Saturday, November 16, 2013

The Paintings of William Vaughn Howard Made it Easy for Me to Remain a Painter

William Vaughn Howard
Title Unknown
acrylic and charcoal
27 1/2 x 22

This is a painting by my college professor William Vaughn Howard.  When I entered his classroom, I was finished with painting.  I remained an art student because I didn’t know what else to do.  Although, I had found a place in drawing, an activity seldom practiced as a child because I painted.  In my view there was no need for drawing; painting was the statement I wanted to make, and since I worked from photographs there was no need for planning.  There was no advantage to a sketch, painting was drawing with a brush.  For some odd reason, the next drawing class never fit into my schedule and I was forced to take painting.  If I had had my way, I would have focused on drawing and printmaking.

The reason for being disillusioned was a simple one.  Painting in practice separated observation from believing that sight was decisive.  The theology of paint stated that the visual experience of day to day living could not engage without making changes to the nature of place.  This approach prefers staged arrangements over happenstance.  It is hard to image the staged as a comprehensive encounter when happenstance colors every situation.  A tea kettle whistles burner aglow.  A phone rings into the sound of hello.  A child screams out an enormous so are you!  A blue hued television seeps through panes of glass to catch a flash of passing light.  Rivulets rain weight into a sagging black hammock.  A puddle of a parking lot is a long shot from the warmer quarters of a dry cafĂ©, the betrayal of a thoroughly wasted day started by the startle of an alarm clock set for another occasion.  The menu reads like faded paper, a half-life of gazing print, the compensating squint of a man that cannot stand reading glasses.  How can the staged ever manage to capture the meager sights of life, the true test of living?

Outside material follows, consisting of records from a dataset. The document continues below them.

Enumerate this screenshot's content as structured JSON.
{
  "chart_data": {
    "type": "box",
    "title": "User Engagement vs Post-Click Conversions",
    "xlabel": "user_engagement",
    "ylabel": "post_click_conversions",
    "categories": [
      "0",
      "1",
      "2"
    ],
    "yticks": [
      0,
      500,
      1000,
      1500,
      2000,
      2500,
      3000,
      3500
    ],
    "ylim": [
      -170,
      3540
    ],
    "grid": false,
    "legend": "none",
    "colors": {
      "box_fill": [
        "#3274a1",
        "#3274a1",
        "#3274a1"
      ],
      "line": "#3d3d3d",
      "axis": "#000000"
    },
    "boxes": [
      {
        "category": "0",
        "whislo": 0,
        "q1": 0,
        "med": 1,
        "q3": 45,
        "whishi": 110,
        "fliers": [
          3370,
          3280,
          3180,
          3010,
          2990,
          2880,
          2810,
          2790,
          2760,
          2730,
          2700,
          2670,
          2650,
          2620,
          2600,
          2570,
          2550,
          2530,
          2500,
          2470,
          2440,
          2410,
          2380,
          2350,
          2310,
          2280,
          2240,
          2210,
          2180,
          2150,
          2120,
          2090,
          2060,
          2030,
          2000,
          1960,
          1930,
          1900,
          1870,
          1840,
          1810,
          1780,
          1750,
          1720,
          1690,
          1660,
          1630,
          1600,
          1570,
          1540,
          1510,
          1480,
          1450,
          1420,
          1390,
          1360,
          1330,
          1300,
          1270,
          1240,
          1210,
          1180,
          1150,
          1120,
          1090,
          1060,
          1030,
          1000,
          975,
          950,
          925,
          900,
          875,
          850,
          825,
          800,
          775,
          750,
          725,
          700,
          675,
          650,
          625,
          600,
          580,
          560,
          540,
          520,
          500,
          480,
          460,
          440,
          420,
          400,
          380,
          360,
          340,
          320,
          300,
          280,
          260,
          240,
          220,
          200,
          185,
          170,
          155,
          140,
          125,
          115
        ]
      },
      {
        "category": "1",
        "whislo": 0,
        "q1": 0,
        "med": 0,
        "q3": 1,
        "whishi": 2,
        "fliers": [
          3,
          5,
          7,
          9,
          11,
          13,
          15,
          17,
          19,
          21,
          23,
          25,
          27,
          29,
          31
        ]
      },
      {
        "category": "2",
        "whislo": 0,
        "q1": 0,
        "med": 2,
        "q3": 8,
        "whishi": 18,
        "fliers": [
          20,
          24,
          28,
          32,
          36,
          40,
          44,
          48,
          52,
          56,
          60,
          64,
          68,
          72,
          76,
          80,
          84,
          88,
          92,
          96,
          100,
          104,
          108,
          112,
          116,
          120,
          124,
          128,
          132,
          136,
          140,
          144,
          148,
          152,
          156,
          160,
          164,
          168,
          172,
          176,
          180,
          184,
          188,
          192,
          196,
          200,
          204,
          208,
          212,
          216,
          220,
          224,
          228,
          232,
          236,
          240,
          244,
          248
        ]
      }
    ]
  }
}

Because art claimed to be more compelling than life, I gravitated to drawing.  Drawing wasn’t as lifelike anyway.  We don’t see a world of black and white.  Without color, drawing was all about abstraction.  There wasn’t the same kind of tension.  The decision had already been made for me; I wouldn’t have to worry about making what I saw fit the demands of art, an idea I truly detested.    

When I saw my professor’s abstractions, I thought I saw a poetry of place.  Although nothing could be directly linked, I thought I saw landscapes veiled within paint.  I found another place to be and began to paint again.

It is hard to know what to say about a painting.  Paint here represents paint.  Content is a collection of movements, changes made many times to a rime of indecision until not knowing becomes a knowing that says this is it.  Broken into many facets, this is a beautiful looking glass of abstraction.

 

Wednesday, July 24, 2013

Landscape Painting: Clear Lake, Utah; A Union Pacific Freight Train; and a US Highway 50 Crossroad

Freight Train, Millard County, Utah
oil on canvas
8 5/16 x 12 3/4 inches


A Union Pacific freight train rolls through Clear Lake.  These days it is just a gravel road crossing a highway.  Brittle hedges define rectangular shaped spaces of past habitation.  The structures are gone; tin cans, broken glass, concrete shale and nails are the visual remains of decay.  A local museum may display a book or two on the place, but no historical marker describes the lives of the vanished inhabitants.

The road could be a short cut out to US Highway 50 if not for dusty vibrations and scrapes with sage on turns and straight-aways in grey ruts of mud.  I know from experience.  Acceleration and luck are the only things that kept me from being stuck out in a sea of sage a long way away from any house or highway.